What I didn’t know until today was that the student, who outwardly seemed to be a happy and successful young lady, was being subjected to merciless bullying by her classmates. She eventually transferred away, and I’m happy to report that she has been able to move on with her life in a positive way as she now prepares to head off to college. To have a mother tell you through tears that your simple act of kindness saved her daughter’s life is probably about the most humbling thing you can ever experience. I’m not ashamed to tell you that I shed a few tears of my own when the mother said, “We would not have our daughter if it were not for what you did, and I thank you.”
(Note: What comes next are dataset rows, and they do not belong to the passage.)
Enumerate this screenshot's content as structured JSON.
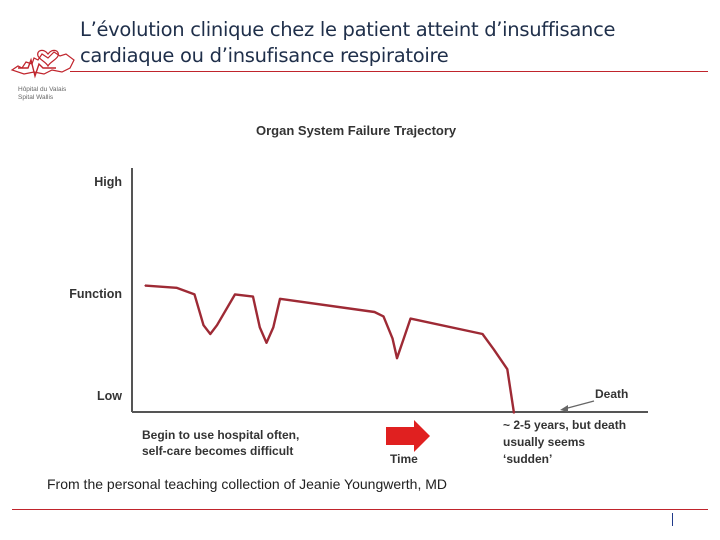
{
  "slide": {
    "title_line1": "L’évolution clinique chez le patient atteint d’insuffisance",
    "title_line2": "cardiaque ou d’insufisance respiratoire",
    "credit": "From the personal teaching collection of Jeanie Youngwerth, MD",
    "accent_color": "#c0242c",
    "title_color": "#1f2f4a"
  },
  "logo": {
    "icon": "hospital-heart-logo",
    "line1": "Hôpital du Valais",
    "line2": "Spital Wallis"
  },
  "chart_data": {
    "type": "line",
    "title": "Organ System Failure Trajectory",
    "ylabel_ticks": [
      "High",
      "Function",
      "Low"
    ],
    "xlabel": "Time",
    "ylim": [
      0,
      100
    ],
    "x_range": [
      0,
      100
    ],
    "series": [
      {
        "x": [
          0,
          7,
          11,
          13,
          14.5,
          16,
          20,
          24,
          25.5,
          27,
          28.5,
          30,
          51,
          53,
          55,
          56,
          57.5,
          59,
          75,
          77.5,
          80.5,
          82
        ],
        "y": [
          52,
          51,
          48,
          34,
          30,
          34,
          48,
          47,
          33,
          26,
          33,
          46,
          40,
          38,
          28,
          19,
          28,
          37,
          30,
          23,
          14,
          -6
        ]
      }
    ],
    "annotations": {
      "left_note_line1": "Begin to use hospital often,",
      "left_note_line2": "self-care becomes difficult",
      "death_label": "Death",
      "right_note_line1": "~ 2-5 years, but death",
      "right_note_line2": "usually seems",
      "right_note_line3": "‘sudden’"
    },
    "colors": {
      "line": "#9e2a35",
      "axis": "#555555",
      "arrow": "#e02020",
      "label": "#333333"
    }
  }
}
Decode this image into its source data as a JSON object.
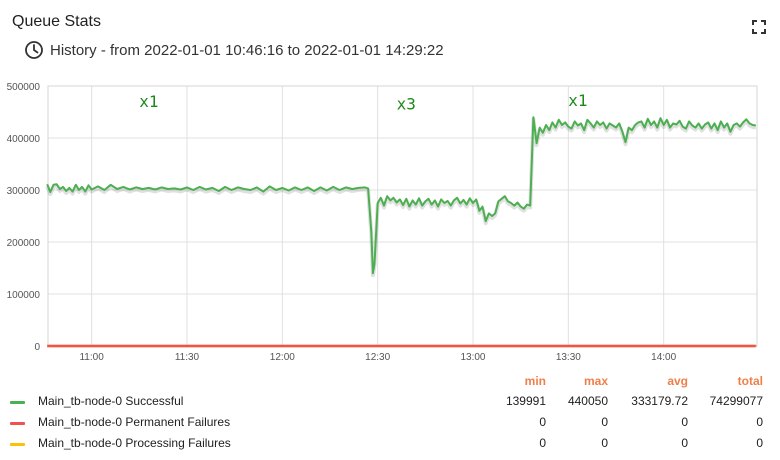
{
  "widget": {
    "title": "Queue Stats",
    "subtitle": "History - from 2022-01-01 10:46:16 to 2022-01-01 14:29:22",
    "clock_icon": "clock-icon",
    "fullscreen_icon": "fullscreen-icon"
  },
  "chart_data": {
    "type": "line",
    "title": "",
    "xlabel": "",
    "ylabel": "",
    "x_range": [
      "10:46:16",
      "14:29:22"
    ],
    "x_ticks": [
      "11:00",
      "11:30",
      "12:00",
      "12:30",
      "13:00",
      "13:30",
      "14:00"
    ],
    "ylim": [
      0,
      500000
    ],
    "y_ticks": [
      "0",
      "100000",
      "200000",
      "300000",
      "400000",
      "500000"
    ],
    "grid": true,
    "annotations": [
      {
        "text": "x1",
        "x": "11:18",
        "y": 460000
      },
      {
        "text": "x3",
        "x": "12:39",
        "y": 455000
      },
      {
        "text": "x1",
        "x": "13:33",
        "y": 462000
      }
    ],
    "series": [
      {
        "name": "Main_tb-node-0 Successful",
        "color": "#4caf50",
        "points": [
          [
            "10:46",
            311000
          ],
          [
            "10:47",
            296000
          ],
          [
            "10:48",
            310000
          ],
          [
            "10:49",
            311000
          ],
          [
            "10:50",
            302000
          ],
          [
            "10:51",
            306000
          ],
          [
            "10:52",
            298000
          ],
          [
            "10:53",
            304000
          ],
          [
            "10:54",
            297000
          ],
          [
            "10:55",
            310000
          ],
          [
            "10:56",
            300000
          ],
          [
            "10:57",
            306000
          ],
          [
            "10:58",
            297000
          ],
          [
            "10:59",
            309000
          ],
          [
            "11:00",
            301000
          ],
          [
            "11:02",
            307000
          ],
          [
            "11:04",
            300000
          ],
          [
            "11:06",
            310000
          ],
          [
            "11:08",
            302000
          ],
          [
            "11:10",
            306000
          ],
          [
            "11:12",
            301000
          ],
          [
            "11:14",
            305000
          ],
          [
            "11:16",
            302000
          ],
          [
            "11:18",
            304000
          ],
          [
            "11:20",
            301000
          ],
          [
            "11:22",
            305000
          ],
          [
            "11:24",
            302000
          ],
          [
            "11:26",
            303000
          ],
          [
            "11:28",
            301000
          ],
          [
            "11:30",
            305000
          ],
          [
            "11:32",
            300000
          ],
          [
            "11:34",
            306000
          ],
          [
            "11:36",
            301000
          ],
          [
            "11:38",
            304000
          ],
          [
            "11:40",
            298000
          ],
          [
            "11:42",
            306000
          ],
          [
            "11:44",
            300000
          ],
          [
            "11:46",
            305000
          ],
          [
            "11:48",
            302000
          ],
          [
            "11:50",
            300000
          ],
          [
            "11:52",
            305000
          ],
          [
            "11:54",
            297000
          ],
          [
            "11:56",
            307000
          ],
          [
            "11:58",
            300000
          ],
          [
            "12:00",
            304000
          ],
          [
            "12:02",
            299000
          ],
          [
            "12:04",
            305000
          ],
          [
            "12:06",
            300000
          ],
          [
            "12:08",
            305000
          ],
          [
            "12:10",
            298000
          ],
          [
            "12:12",
            305000
          ],
          [
            "12:14",
            299000
          ],
          [
            "12:16",
            306000
          ],
          [
            "12:18",
            300000
          ],
          [
            "12:20",
            305000
          ],
          [
            "12:22",
            302000
          ],
          [
            "12:24",
            304000
          ],
          [
            "12:26",
            305000
          ],
          [
            "12:27",
            303000
          ],
          [
            "12:28",
            220000
          ],
          [
            "12:28.5",
            140000
          ],
          [
            "12:29",
            158000
          ],
          [
            "12:30",
            275000
          ],
          [
            "12:31",
            285000
          ],
          [
            "12:32",
            270000
          ],
          [
            "12:33",
            288000
          ],
          [
            "12:34",
            280000
          ],
          [
            "12:35",
            285000
          ],
          [
            "12:36",
            276000
          ],
          [
            "12:37",
            282000
          ],
          [
            "12:38",
            271000
          ],
          [
            "12:39",
            283000
          ],
          [
            "12:40",
            268000
          ],
          [
            "12:41",
            280000
          ],
          [
            "12:42",
            272000
          ],
          [
            "12:43",
            284000
          ],
          [
            "12:44",
            270000
          ],
          [
            "12:45",
            278000
          ],
          [
            "12:46",
            283000
          ],
          [
            "12:47",
            272000
          ],
          [
            "12:48",
            280000
          ],
          [
            "12:49",
            268000
          ],
          [
            "12:50",
            282000
          ],
          [
            "12:51",
            275000
          ],
          [
            "12:52",
            279000
          ],
          [
            "12:53",
            270000
          ],
          [
            "12:54",
            280000
          ],
          [
            "12:55",
            285000
          ],
          [
            "12:56",
            274000
          ],
          [
            "12:57",
            281000
          ],
          [
            "12:58",
            272000
          ],
          [
            "12:59",
            284000
          ],
          [
            "13:00",
            275000
          ],
          [
            "13:01",
            282000
          ],
          [
            "13:02",
            260000
          ],
          [
            "13:03",
            268000
          ],
          [
            "13:04",
            240000
          ],
          [
            "13:05",
            255000
          ],
          [
            "13:06",
            250000
          ],
          [
            "13:07",
            255000
          ],
          [
            "13:08",
            278000
          ],
          [
            "13:09",
            283000
          ],
          [
            "13:10",
            288000
          ],
          [
            "13:11",
            278000
          ],
          [
            "13:12",
            275000
          ],
          [
            "13:13",
            270000
          ],
          [
            "13:14",
            276000
          ],
          [
            "13:15",
            268000
          ],
          [
            "13:16",
            264000
          ],
          [
            "13:17",
            272000
          ],
          [
            "13:18",
            270000
          ],
          [
            "13:19",
            440000
          ],
          [
            "13:20",
            390000
          ],
          [
            "13:21",
            420000
          ],
          [
            "13:22",
            410000
          ],
          [
            "13:23",
            425000
          ],
          [
            "13:24",
            415000
          ],
          [
            "13:25",
            430000
          ],
          [
            "13:26",
            420000
          ],
          [
            "13:27",
            435000
          ],
          [
            "13:28",
            425000
          ],
          [
            "13:29",
            430000
          ],
          [
            "13:30",
            422000
          ],
          [
            "13:31",
            418000
          ],
          [
            "13:32",
            432000
          ],
          [
            "13:33",
            424000
          ],
          [
            "13:34",
            428000
          ],
          [
            "13:35",
            415000
          ],
          [
            "13:36",
            435000
          ],
          [
            "13:37",
            428000
          ],
          [
            "13:38",
            420000
          ],
          [
            "13:39",
            432000
          ],
          [
            "13:40",
            425000
          ],
          [
            "13:41",
            430000
          ],
          [
            "13:42",
            418000
          ],
          [
            "13:43",
            428000
          ],
          [
            "13:44",
            424000
          ],
          [
            "13:45",
            420000
          ],
          [
            "13:46",
            428000
          ],
          [
            "13:47",
            412000
          ],
          [
            "13:48",
            392000
          ],
          [
            "13:49",
            420000
          ],
          [
            "13:50",
            415000
          ],
          [
            "13:51",
            425000
          ],
          [
            "13:52",
            430000
          ],
          [
            "13:53",
            432000
          ],
          [
            "13:54",
            420000
          ],
          [
            "13:55",
            437000
          ],
          [
            "13:56",
            425000
          ],
          [
            "13:57",
            432000
          ],
          [
            "13:58",
            420000
          ],
          [
            "13:59",
            438000
          ],
          [
            "14:00",
            425000
          ],
          [
            "14:01",
            435000
          ],
          [
            "14:02",
            420000
          ],
          [
            "14:03",
            428000
          ],
          [
            "14:04",
            426000
          ],
          [
            "14:05",
            433000
          ],
          [
            "14:06",
            422000
          ],
          [
            "14:07",
            418000
          ],
          [
            "14:08",
            432000
          ],
          [
            "14:09",
            424000
          ],
          [
            "14:10",
            420000
          ],
          [
            "14:11",
            428000
          ],
          [
            "14:12",
            418000
          ],
          [
            "14:13",
            426000
          ],
          [
            "14:14",
            430000
          ],
          [
            "14:15",
            418000
          ],
          [
            "14:16",
            428000
          ],
          [
            "14:17",
            415000
          ],
          [
            "14:18",
            432000
          ],
          [
            "14:19",
            420000
          ],
          [
            "14:20",
            428000
          ],
          [
            "14:21",
            412000
          ],
          [
            "14:22",
            425000
          ],
          [
            "14:23",
            428000
          ],
          [
            "14:24",
            422000
          ],
          [
            "14:25",
            430000
          ],
          [
            "14:26",
            436000
          ],
          [
            "14:27",
            428000
          ],
          [
            "14:28",
            425000
          ],
          [
            "14:29",
            424000
          ]
        ]
      },
      {
        "name": "Main_tb-node-0 Permanent Failures",
        "color": "#ef5350",
        "points": [
          [
            "10:46",
            0
          ],
          [
            "14:29",
            0
          ]
        ]
      },
      {
        "name": "Main_tb-node-0 Processing Failures",
        "color": "#ffc107",
        "points": [
          [
            "10:46",
            0
          ],
          [
            "14:29",
            0
          ]
        ]
      }
    ]
  },
  "legend": {
    "headers": {
      "min": "min",
      "max": "max",
      "avg": "avg",
      "total": "total"
    },
    "rows": [
      {
        "label": "Main_tb-node-0 Successful",
        "color": "#4caf50",
        "min": "139991",
        "max": "440050",
        "avg": "333179.72",
        "total": "74299077"
      },
      {
        "label": "Main_tb-node-0 Permanent Failures",
        "color": "#ef5350",
        "min": "0",
        "max": "0",
        "avg": "0",
        "total": "0"
      },
      {
        "label": "Main_tb-node-0 Processing Failures",
        "color": "#ffc107",
        "min": "0",
        "max": "0",
        "avg": "0",
        "total": "0"
      }
    ]
  }
}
The second moment that took place was one of my students, who is in the creative writing club I sponsor and who refers to me as the “Red Tape Conquistadora”, coming up to the circulation desk and asking me point-blank, “Are you retiring or running away from here anytime soon?” Given the difficult challenges of this past year and the cuts that lie ahead, I’d be lying if I didn’t say the thought of going elsewhere hadn’t been on my radar, but in light of the support I’m receiving from my new principal who is coming in for the 2012-2013 year, I am returning and am hopeful I can continue doing meaningful work with the students and teachers. Once I had a moment to recover from the surprise that overtook me, I responded, “No, I’m not going anywhere.” He breathed a huge sigh of relief and expressed concern that the sense of community he had built within the club sponsored by me and the library would be gone if I left; this community is important to him because he has a sister coming here in the fall, and he wanted assurance that there would be continuity of this community for her.
I share these moments with you all to remind you how fragile and complicated the lives of those we serve can be and that in the midst of the stress and challenges we all face, we must never lose sight of keeping a nurturing, welcoming, and caring climate in our libraries even as others may marginalize the value of librarians and the role of the library in your community. Never take for granted how something so simple and easy to do–showing compassion–may have more impact on someone than any library services or resources you have to offer. Thank you to these three people—the mother, her daughter, and the young male student—for reminding me that nice DOES matter and that elevating the library as a place of participation and shared ownership has value that cannot be quantified with any kind of reading level, test score, or mathematical data. Let us all continually strive to approach what we do with humility, integrity, empathy, courage, wisdom, and grace.